Si vous êtes au bénéfice réel et installé à titre individuel depuis plus de 5 ans, vos recettes hors taxes doivent être inférieures à 250 000 e pour que votre prime de cessation d’activité laitière soit exonérée d’impôt. Les recettes sont calculées sur la moyenne des 2 exercices comptables précédents. En cas de dépassement du seuil, la taxation est progressive si votre chiffre d’affaires est compris entre 250 000 et 350 000 e ; au-delà, elle est totale.
Les primes sont taxables comme des plus values à long terme, c’est-à-dire au taux de 27 %
(16 % de plus value à long terme + 11 % de prélèvements sociaux).
Pour les personnes en société, ces seuils sont appréciés au niveau de chaque associé exploitant. Par contre, si vous êtes au forfait collectif, l’indemnité de cessation d’activité laitière est comprise dans le forfait, ce qui n’implique aucune imposition supplémentaire.Étant considérée comme cession d’éléments d’actif, cette prime n’entre pas dans le calcul du chiffre d’affaires ni pour les seuils des régimes fiscaux (forfait, réel), ni pour l’imposition des plus values (seuil de 250 000 e).
Mon voisin et moi sommes séparés par un mur mitoyen. Aujourd’hui, ce mur menace de s’écrouler. Malgré plusieurs demandes pour payer ensemble les réparations, celui-ci me laisse sans réponse. Que faire pour l’obliger à payer avec moi les travaux ?
L’article 655 du code civil précise que « la réparation et la reconstruction du mur mitoyen sont à la charge de tous ceux qui y ont droit, et proportionnellement au droit de chacun ».

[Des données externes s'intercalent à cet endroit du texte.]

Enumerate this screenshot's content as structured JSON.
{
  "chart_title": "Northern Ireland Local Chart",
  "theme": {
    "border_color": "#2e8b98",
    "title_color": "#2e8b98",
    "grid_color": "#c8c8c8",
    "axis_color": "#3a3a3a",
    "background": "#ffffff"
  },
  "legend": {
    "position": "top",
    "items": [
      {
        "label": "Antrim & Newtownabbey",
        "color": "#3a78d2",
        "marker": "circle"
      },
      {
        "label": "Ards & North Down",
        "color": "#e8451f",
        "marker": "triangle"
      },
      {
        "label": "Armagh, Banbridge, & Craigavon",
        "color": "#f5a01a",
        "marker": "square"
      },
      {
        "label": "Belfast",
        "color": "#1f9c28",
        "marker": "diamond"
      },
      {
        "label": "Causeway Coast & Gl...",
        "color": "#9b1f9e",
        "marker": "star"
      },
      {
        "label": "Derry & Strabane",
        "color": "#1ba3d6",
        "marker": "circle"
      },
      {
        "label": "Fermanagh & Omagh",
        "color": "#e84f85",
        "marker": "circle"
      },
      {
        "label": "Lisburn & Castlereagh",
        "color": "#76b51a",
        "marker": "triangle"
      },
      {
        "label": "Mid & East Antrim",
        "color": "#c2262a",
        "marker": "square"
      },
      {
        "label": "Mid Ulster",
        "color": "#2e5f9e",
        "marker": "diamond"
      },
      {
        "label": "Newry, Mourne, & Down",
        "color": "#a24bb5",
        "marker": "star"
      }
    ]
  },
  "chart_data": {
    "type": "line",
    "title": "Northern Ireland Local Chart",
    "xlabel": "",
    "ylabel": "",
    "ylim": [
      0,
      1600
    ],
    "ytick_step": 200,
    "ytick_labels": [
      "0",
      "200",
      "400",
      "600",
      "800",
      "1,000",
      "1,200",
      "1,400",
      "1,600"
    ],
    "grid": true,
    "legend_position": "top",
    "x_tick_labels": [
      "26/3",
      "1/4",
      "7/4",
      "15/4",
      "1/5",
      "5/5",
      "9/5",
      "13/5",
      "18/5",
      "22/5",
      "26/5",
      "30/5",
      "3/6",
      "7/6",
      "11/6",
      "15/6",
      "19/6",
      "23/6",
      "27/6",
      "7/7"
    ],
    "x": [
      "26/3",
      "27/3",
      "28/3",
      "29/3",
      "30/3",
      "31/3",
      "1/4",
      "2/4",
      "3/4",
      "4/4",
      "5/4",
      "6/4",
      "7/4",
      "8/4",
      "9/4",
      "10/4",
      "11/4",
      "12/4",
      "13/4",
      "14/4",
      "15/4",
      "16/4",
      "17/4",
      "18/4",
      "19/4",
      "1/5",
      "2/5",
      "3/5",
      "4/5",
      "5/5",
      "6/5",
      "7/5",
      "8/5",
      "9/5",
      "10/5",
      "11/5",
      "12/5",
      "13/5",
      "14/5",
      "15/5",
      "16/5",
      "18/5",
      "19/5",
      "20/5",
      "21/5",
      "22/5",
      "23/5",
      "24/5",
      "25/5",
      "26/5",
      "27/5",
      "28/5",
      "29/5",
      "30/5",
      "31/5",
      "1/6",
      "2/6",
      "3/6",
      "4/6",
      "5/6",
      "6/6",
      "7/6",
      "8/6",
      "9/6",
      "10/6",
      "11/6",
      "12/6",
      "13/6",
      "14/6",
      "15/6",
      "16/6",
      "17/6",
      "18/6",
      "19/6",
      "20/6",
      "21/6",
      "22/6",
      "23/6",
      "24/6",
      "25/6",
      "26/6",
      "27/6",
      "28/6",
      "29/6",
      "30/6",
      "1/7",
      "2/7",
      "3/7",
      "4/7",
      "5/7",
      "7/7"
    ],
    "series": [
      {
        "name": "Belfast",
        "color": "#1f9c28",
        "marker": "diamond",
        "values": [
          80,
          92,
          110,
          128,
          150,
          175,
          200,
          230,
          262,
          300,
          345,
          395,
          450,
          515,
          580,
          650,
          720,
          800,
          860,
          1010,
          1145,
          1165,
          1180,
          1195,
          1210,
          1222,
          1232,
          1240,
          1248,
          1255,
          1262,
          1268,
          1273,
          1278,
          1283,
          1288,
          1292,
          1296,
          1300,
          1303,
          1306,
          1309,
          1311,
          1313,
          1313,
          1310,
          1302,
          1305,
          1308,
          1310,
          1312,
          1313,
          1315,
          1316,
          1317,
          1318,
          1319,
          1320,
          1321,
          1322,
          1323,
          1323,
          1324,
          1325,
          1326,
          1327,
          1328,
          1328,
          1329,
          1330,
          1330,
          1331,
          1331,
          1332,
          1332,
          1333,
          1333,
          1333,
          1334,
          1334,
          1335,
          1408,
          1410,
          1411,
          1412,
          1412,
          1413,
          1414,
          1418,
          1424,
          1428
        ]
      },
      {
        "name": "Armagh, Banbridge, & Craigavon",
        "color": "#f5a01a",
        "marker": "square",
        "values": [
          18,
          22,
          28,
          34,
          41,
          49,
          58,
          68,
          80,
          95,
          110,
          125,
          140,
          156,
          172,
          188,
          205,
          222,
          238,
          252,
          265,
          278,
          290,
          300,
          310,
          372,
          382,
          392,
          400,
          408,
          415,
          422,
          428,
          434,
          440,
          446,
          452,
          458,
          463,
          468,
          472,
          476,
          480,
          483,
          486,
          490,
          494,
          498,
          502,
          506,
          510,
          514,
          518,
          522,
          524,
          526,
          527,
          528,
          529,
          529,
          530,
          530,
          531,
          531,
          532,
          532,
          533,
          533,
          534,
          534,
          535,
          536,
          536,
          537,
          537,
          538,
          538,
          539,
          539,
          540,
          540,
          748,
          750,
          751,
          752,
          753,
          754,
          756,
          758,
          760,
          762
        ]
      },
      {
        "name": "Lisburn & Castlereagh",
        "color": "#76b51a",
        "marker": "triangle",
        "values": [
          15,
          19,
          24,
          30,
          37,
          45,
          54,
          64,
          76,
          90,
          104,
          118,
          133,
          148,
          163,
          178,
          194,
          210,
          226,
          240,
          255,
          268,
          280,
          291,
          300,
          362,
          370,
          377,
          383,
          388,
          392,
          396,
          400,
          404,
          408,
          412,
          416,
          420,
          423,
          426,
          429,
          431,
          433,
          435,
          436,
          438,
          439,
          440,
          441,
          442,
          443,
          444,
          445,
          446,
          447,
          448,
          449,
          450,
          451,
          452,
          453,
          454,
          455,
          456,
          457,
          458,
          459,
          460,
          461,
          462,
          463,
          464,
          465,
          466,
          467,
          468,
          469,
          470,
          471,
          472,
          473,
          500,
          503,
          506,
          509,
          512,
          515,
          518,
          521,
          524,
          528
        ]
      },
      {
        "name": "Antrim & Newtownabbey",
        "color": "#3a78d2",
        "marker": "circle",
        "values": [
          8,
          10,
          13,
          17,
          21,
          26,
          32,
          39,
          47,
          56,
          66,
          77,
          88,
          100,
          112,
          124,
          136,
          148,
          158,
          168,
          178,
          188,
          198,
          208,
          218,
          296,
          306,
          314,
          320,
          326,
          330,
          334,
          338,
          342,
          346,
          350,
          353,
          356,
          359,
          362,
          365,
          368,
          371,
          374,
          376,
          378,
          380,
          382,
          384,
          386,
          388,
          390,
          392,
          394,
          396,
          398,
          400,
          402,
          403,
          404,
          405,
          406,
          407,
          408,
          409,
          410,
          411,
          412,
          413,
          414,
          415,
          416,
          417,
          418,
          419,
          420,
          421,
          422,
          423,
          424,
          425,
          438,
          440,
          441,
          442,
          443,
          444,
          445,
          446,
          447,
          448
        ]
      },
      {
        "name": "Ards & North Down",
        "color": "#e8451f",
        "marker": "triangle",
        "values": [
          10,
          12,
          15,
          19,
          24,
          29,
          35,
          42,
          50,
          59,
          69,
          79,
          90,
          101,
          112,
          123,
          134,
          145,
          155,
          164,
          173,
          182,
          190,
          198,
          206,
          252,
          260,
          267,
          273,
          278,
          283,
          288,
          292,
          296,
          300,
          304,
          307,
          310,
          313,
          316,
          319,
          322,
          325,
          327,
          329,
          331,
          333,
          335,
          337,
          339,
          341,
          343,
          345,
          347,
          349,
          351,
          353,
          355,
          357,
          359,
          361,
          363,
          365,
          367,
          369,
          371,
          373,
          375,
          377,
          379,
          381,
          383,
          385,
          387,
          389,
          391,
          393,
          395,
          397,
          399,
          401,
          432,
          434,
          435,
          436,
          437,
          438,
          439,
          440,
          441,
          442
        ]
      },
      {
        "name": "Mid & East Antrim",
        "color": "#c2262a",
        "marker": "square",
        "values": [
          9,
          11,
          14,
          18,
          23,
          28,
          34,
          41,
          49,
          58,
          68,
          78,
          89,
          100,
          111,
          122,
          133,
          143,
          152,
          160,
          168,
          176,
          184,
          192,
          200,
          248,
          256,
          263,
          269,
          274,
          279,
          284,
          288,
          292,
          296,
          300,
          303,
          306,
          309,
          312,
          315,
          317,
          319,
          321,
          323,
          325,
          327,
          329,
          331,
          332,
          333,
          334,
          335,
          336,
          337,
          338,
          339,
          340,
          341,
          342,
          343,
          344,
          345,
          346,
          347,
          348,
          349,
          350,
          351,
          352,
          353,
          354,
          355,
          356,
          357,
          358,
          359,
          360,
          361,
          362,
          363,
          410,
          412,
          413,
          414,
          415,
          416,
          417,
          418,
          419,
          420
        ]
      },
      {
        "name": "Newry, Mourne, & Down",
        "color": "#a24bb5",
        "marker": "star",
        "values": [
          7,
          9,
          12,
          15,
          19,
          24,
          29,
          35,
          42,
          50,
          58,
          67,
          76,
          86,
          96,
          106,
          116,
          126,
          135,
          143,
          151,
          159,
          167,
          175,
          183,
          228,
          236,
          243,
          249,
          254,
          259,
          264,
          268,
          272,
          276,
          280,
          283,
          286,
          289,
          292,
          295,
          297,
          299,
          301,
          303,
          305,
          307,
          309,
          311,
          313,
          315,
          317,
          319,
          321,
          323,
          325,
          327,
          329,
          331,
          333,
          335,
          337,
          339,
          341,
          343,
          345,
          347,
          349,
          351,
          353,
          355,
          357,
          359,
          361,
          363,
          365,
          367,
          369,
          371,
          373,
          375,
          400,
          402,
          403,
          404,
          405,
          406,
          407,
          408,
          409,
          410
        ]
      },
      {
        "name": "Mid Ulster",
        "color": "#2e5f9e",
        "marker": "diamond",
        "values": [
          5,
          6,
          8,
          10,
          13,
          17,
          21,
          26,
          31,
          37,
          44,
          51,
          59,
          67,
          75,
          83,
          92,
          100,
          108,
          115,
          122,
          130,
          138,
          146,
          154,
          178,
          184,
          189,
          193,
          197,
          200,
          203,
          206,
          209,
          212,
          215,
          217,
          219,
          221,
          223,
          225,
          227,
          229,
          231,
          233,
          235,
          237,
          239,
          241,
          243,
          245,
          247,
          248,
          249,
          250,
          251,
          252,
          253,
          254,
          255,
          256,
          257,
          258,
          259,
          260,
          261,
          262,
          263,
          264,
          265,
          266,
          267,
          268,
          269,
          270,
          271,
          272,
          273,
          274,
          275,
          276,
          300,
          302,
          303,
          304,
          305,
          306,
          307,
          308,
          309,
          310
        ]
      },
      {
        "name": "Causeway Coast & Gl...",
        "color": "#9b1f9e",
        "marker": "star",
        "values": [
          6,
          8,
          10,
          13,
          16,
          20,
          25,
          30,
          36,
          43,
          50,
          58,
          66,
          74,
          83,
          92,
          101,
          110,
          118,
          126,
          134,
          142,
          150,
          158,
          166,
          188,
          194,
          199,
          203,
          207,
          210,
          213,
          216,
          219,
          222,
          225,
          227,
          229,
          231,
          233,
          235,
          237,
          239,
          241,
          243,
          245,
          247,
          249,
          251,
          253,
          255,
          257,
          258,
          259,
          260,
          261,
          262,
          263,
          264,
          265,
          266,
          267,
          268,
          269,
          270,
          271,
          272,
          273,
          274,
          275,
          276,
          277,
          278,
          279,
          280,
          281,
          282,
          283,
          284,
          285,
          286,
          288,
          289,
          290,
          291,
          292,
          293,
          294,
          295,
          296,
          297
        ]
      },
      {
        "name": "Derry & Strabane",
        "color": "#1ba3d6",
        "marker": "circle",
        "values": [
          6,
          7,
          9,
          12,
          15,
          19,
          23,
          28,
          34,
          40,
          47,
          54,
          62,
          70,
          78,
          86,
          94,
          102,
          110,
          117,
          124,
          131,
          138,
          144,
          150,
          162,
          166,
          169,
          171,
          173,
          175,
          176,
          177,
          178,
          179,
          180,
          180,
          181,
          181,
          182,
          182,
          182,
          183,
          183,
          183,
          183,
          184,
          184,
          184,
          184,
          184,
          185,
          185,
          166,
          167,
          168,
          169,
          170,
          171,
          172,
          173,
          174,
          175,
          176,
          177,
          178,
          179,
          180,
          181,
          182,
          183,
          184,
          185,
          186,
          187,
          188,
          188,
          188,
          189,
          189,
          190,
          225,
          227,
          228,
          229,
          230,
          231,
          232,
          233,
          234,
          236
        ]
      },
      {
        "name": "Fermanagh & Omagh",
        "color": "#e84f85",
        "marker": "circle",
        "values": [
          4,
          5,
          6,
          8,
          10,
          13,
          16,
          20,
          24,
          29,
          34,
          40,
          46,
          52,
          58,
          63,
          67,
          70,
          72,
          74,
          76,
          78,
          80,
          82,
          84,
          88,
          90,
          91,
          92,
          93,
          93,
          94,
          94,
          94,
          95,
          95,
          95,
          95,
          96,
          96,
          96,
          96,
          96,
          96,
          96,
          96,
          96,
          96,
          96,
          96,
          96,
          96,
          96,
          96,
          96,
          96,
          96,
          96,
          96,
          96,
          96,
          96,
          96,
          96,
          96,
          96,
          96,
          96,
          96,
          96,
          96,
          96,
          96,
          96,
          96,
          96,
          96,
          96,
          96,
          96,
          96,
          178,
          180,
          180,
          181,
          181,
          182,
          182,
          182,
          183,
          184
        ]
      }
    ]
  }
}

La somme correspondante ne peut alors être réclamée que si les travaux sont absolument nécessaires pour que subsiste
la séparation de votre terrain avec la propriété de votre voisin. Si tel est le cas, et qu’un désaccord subsiste entre vous
et votre voisin sur la réalisation ou le coût des travaux, vous devrez exposer votre différent au juge civil. Néanmoins,
si l’état du mur est tel que les travaux ne peuvent attendre la décision du tribunal, vous êtes en droit d’entreprendre seul des mesures conservatoires (mesure pour conserver la destination première du mur : séparer vos propriétés respectives), dont les frais seront partagés entre copropriétaires.
En bref
Professionnels : une date unique pour les déclarations fiscales annuelles
Les déclarations fiscales annuelles doivent être déposées au service des impôts des entreprises le deuxième jour ouvré suivant le 1er mai. Comme en 2008,
la date limite de dépôt est donc fixée cette année au 5 mai 2009 pour les déclarations de résultats concernant :
- les entreprises soumises à l’impôt sur les sociétés ;
- les entreprises individuelles soumises à l’impôt sur le revenu dans la catégorie des bénéfices industriels et commerciaux (BIC), des bénéfices non commerciaux (BNC) et des bénéfices agricoles (BA) ;
- les sociétés civiles immobilières (SCI) non soumises à l’impôt sur les sociétés ;
- les sociétés civiles de moyens (SCM) des professions libérales ;
- les sociétés étrangères exploitant un établissement stable en France et soumises à la retenue à la source.
Les entreprises qui transmettent leurs déclarations par voie électronique ont un délai supplémentaire de 15 jours, soit jusqu’au 20 mai 2009.
Les entreprises relevant d’un régime micro (BIC ou BNC) n’ont pas de déclaration annuelle de résultats à déposer et doivent reporter directement le montant de leurs recettes brutes sur leur déclaration de revenus. Enfin, concernant le régime forfaitaire agricole, soumis à l’impôt sur le revenu, la déclaration n°2342 est à déposer au plus tard le 31 mars 2009.